Bis dahin wird Martin Schulz durch deutsche Lande tingelnd, um die Vorzüge der Einigung zu preisen, während andere Genossen das Gegenteil behaupten werden.

Der SPD-Chef wird auf jene Punkte verweisen, die er der Union abgerungen hat: Das Rentenniveau soll bis 2025 durch eine Änderung der Rentenformel auf 48 Prozent gehalten werden. Die Krankenversicherungsbeiträge sollen künftig wieder zu gleichen Teilen von Arbeitnehmer und -geber leisten (derzeit zahlen Arbeitsnehmer etwas mehr). Auch für Langzeitarbeitslose wird mehr getan. Einer SPD-Forderung entsprechend wird der derzeit ausgesetzte Familiennachzug für Flüchtlinge mit subsidiärem Schutz wieder möglich — im Ausmaß von monatlich 1000 Personen. Die Sondierungsvereinbarung enthält zudem ein Bekenntnis zu Europa und auch die Bereitschaft, mehr Geld in den EU-Haushalt einzuzahlen.

Andererseits haben aber auch CDU und CSU einige ihrer Anliegen durchgebracht.

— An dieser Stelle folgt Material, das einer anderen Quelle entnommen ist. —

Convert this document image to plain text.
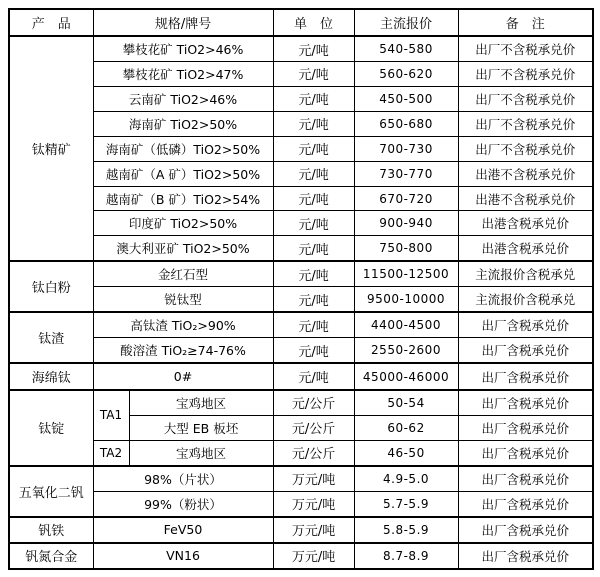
产　品	规格/牌号		单　位	主流报价	备　注
钛精矿	攀枝花矿 TiO2>46%		元/吨	540-580	出厂不含税承兑价
	攀枝花矿 TiO2>47%		元/吨	560-620	出厂不含税承兑价
	云南矿 TiO2>46%		元/吨	450-500	出厂不含税承兑价
	海南矿 TiO2>50%		元/吨	650-680	出厂不含税承兑价
	海南矿（低磷）TiO2>50%		元/吨	700-730	出厂不含税承兑价
	越南矿（A 矿）TiO2>50%		元/吨	730-770	出港不含税承兑价
	越南矿（B 矿）TiO2>54%		元/吨	670-720	出港不含税承兑价
	印度矿 TiO2>50%		元/吨	900-940	出港含税承兑价
	澳大利亚矿 TiO2>50%		元/吨	750-800	出港含税承兑价
钛白粉	金红石型		元/吨	11500-12500	主流报价含税承兑
	锐钛型		元/吨	9500-10000	主流报价含税承兑
钛渣	高钛渣 TiO₂>90%		元/吨	4400-4500	出厂含税承兑价
	酸溶渣 TiO₂≥74-76%		元/吨	2550-2600	出厂含税承兑价
海绵钛	0#		元/吨	45000-46000	出厂含税承兑价
钛锭	TA1	宝鸡地区	元/公斤	50-54	出厂含税承兑价
		大型 EB 板坯	元/公斤	60-62	出厂含税承兑价
	TA2	宝鸡地区	元/公斤	46-50	出厂含税承兑价
五氧化二钒	98%（片状）		万元/吨	4.9-5.0	出厂含税承兑价
	99%（粉状）		万元/吨	5.7-5.9	出厂含税承兑价
钒铁	FeV50		万元/吨	5.8-5.9	出厂含税承兑价
钒氮合金	VN16		万元/吨	8.7-8.9	出厂含税承兑价
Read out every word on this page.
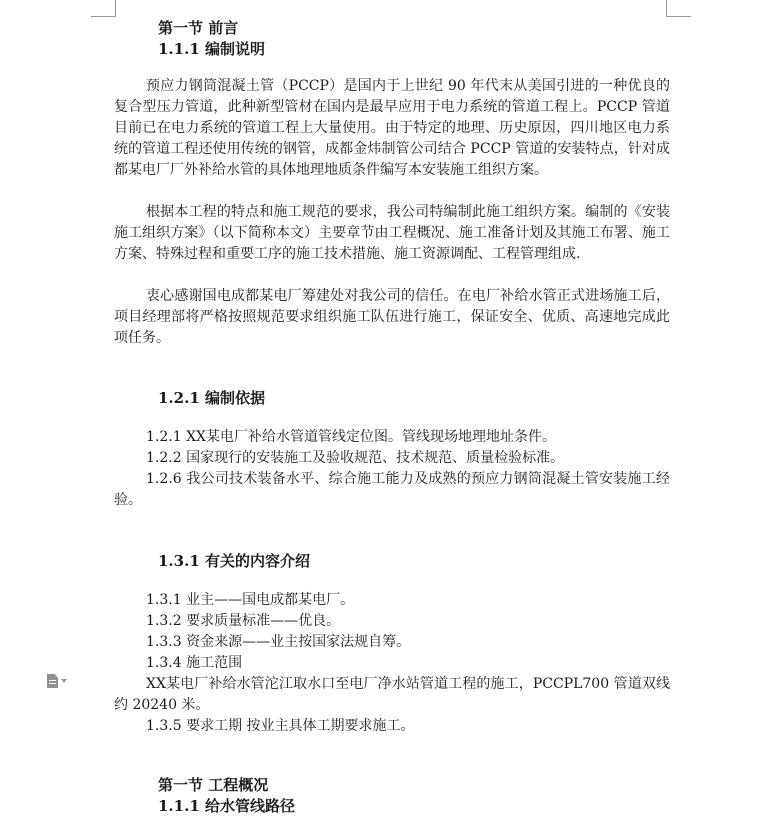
第一节 前言

1.1.1 编制说明

预应力钢筒混凝土管（PCCP）是国内于上世纪 90 年代末从美国引进的一种优良的复合型压力管道，此种新型管材在国内是最早应用于电力系统的管道工程上。PCCP 管道目前已在电力系统的管道工程上大量使用。由于特定的地理、历史原因，四川地区电力系统的管道工程还使用传统的钢管，成都金炜制管公司结合 PCCP 管道的安装特点，针对成都某电厂厂外补给水管的具体地理地质条件编写本安装施工组织方案。

根据本工程的特点和施工规范的要求，我公司特编制此施工组织方案。编制的《安装施工组织方案》（以下简称本文）主要章节由工程概况、施工准备计划及其施工布署、施工方案、特殊过程和重要工序的施工技术措施、施工资源调配、工程管理组成.

衷心感谢国电成都某电厂筹建处对我公司的信任。在电厂补给水管正式进场施工后，项目经理部将严格按照规范要求组织施工队伍进行施工，保证安全、优质、高速地完成此项任务。

1.2.1 编制依据

1.2.1 XX某电厂补给水管道管线定位图。管线现场地理地址条件。

1.2.2 国家现行的安装施工及验收规范、技术规范、质量检验标准。

1.2.6 我公司技术装备水平、综合施工能力及成熟的预应力钢筒混凝土管安装施工经验。

1.3.1 有关的内容介绍

1.3.1 业主——国电成都某电厂。

1.3.2 要求质量标准——优良。

1.3.3 资金来源——业主按国家法规自筹。

1.3.4 施工范围

XX某电厂补给水管沱江取水口至电厂净水站管道工程的施工，PCCPL700 管道双线约 20240 米。

1.3.5 要求工期 按业主具体工期要求施工。

第一节 工程概况

1.1.1 给水管线路径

So wird es keine Reichensteuer und eine Reduzierung des Solidaritätszuschlages geben. Außerdem wird die Zahl neuer Flüchtlinge auf 180.000 bis 220.000 Menschen pro Jahr begrenzt.

Fertig bis Ostern?

Alles, was die Schwarzen durchgesetzt haben, ist den SPD-Linken ein Dorn im Auge. Für Juso-Chef Kevin Kühnert ist das Sondierungsergebnis „sehr weit weg“ von SPD-Kriterien. Seine Ablehnung wird am Parteitag wohl keine Mehrheit finden. Doch selbst nach einem Abschluss von Koalitionsverhandlungen ist die Berliner Zitterpartie noch immer nicht zu Ende. Denn über den Koalitionsvertrag werden die SPD-Mitglieder abstimmen. Wenn alles gut geht, hat Deutschland zu Ostern — mehr als ein halbes Jahr nach der Wahl — eine neue Regierung.